Despite Spurs seeing the lion's share of possession in the opening few minutes, United were good without the ball. Memphis Depay pushed up alongside Wayne Rooney to lead the press, and the result was that with the exception of the early Christian Eriksen chance, Tottenham struggled to convert their dominance of the ball into any clear-cut goalscoring opportunities.
But part of the reason Spurs were able to see so much of the ball was that United were sloppy in possession. Morgan Schneiderlin added bite to United's midfield and was defensively very useful, but a few cheap giveaways meant that the Reds' attacks broke down before they could come to anything.
To their credit, Mauricio Pochettino's side were good without the ball too. It's no secret that Pochettino is a specialist in defensive coaching, but this game only served to emphasise this impressive aspect of his side's game. They pressed high against both Schneiderlin and Michael Carrick, scarcely affording either the space to turn or trigger a quick counter-attack with a pass into the attackers. They only ever enjoyed sustained time on the ball when the dropped between the centre-halves, which left an unbridgeable gap between United's midfield and attack.
If not the entire game, aggressive pressing certainly characterised the first half, as Louis van Gaal alluded to in his press conference. "You had two high-level teams pressing high and neither team could cope with that pressure. That, we have to improve. We were lucky today," he said.
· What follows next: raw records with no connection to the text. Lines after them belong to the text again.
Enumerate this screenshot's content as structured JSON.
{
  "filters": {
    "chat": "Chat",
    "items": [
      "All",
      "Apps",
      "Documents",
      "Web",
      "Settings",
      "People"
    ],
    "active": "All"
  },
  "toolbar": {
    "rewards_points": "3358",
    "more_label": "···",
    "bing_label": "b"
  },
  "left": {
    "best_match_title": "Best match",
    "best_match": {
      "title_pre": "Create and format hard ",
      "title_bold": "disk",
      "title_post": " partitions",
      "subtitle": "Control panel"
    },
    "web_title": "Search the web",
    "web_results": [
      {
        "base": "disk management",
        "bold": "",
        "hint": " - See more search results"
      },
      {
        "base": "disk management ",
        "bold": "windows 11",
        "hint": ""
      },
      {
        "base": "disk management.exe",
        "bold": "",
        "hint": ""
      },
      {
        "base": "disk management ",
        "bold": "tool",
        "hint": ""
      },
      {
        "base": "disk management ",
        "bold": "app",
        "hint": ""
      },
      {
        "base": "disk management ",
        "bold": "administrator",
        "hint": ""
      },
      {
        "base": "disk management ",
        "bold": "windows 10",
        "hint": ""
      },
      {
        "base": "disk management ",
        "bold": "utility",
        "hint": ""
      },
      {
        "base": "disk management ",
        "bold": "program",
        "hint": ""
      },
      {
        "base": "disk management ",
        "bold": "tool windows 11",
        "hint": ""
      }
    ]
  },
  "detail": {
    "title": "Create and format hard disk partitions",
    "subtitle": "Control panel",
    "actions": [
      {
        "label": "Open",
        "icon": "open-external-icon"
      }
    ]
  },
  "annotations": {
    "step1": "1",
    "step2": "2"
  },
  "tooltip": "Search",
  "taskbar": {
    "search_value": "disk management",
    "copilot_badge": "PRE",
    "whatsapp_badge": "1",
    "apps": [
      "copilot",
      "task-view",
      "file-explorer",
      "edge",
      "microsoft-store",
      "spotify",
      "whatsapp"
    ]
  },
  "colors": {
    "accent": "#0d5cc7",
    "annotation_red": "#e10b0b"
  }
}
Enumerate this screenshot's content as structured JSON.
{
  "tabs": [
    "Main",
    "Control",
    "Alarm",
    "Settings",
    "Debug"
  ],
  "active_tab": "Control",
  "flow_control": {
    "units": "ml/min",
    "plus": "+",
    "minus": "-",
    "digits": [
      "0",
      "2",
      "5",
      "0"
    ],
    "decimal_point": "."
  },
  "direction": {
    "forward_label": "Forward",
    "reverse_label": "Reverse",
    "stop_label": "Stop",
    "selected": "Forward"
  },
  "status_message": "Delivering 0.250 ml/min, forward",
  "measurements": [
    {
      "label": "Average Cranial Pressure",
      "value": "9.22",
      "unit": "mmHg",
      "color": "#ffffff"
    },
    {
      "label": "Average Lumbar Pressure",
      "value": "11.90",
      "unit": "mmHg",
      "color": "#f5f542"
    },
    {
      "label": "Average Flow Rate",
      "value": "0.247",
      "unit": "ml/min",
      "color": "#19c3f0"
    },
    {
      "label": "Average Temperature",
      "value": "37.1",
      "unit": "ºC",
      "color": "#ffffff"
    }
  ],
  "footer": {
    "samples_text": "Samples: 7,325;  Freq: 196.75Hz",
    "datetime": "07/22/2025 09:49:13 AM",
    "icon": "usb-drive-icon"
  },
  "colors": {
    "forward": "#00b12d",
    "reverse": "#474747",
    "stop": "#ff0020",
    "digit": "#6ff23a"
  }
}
On the moments that United managed to bypass the Spurs press early on, it was Matteo Darmian's forays forward that seemed to offer the best chance of penetrating the Spurs defence. Juan Mata didn't have a particularly bright game, but his runs to a shorter position bought the Italian right-back space to maraud down the right flank, albeit with little end product.
But by and large, United were a little sluggish on the ball, and when Spurs' initial press dropped off, the hosts looked worryingly static through the middle of the pitch. Neither Schneiderlin nor Carrick showed a willingness to make life difficult for Spurs' midfielders with runs from deep, leaving Memphis Depay cut adrift in a sea of white shirts. He looked bright when he did receive the ball, but he touched it fewer times than any other starter than Michael Carrick (who was substituted 10 minutes prior to Depay himself). The fluid movement we'd seen in the attacking midfield zone in pre-season gave way to rigid positioning.
United were thus left trying to penetrate in the wide areas, which usually meant Ashley Young delivering poor crosses loosely in the direction of an isolated Wayne Rooney. We've have long struggled to break down deep defences, and this game was no different. Fortunately Kyle Walker lent a helping hand.
The second half was a little more encouraging, particularly once van Gaal had tweaked the midfield. Bastian Schweinsteiger's movement was more dynamic than Carrick's, and Ander Herrera's introduction helped rebalance things. United remained pretty solid until a late wobble, probably not helped by the introduction of Antonio Valencia at right-back with Darmian's fitness waning.
To conclude, while there's not much to get excited about, there's still a bit to be pleased with. Aside from the three points, Darmian was excellent defensively and promising venturing forward; Sergio Romero was shaky in possession but looked a perfectly adequate shot-stopper; and tweaks to United's midfield personnel could help add the spark that was missing in the first half of this game. Things are still a work in progress, and it's too premature to reach definitive conclusions. It wasn't good, but improvements, however small, were evident.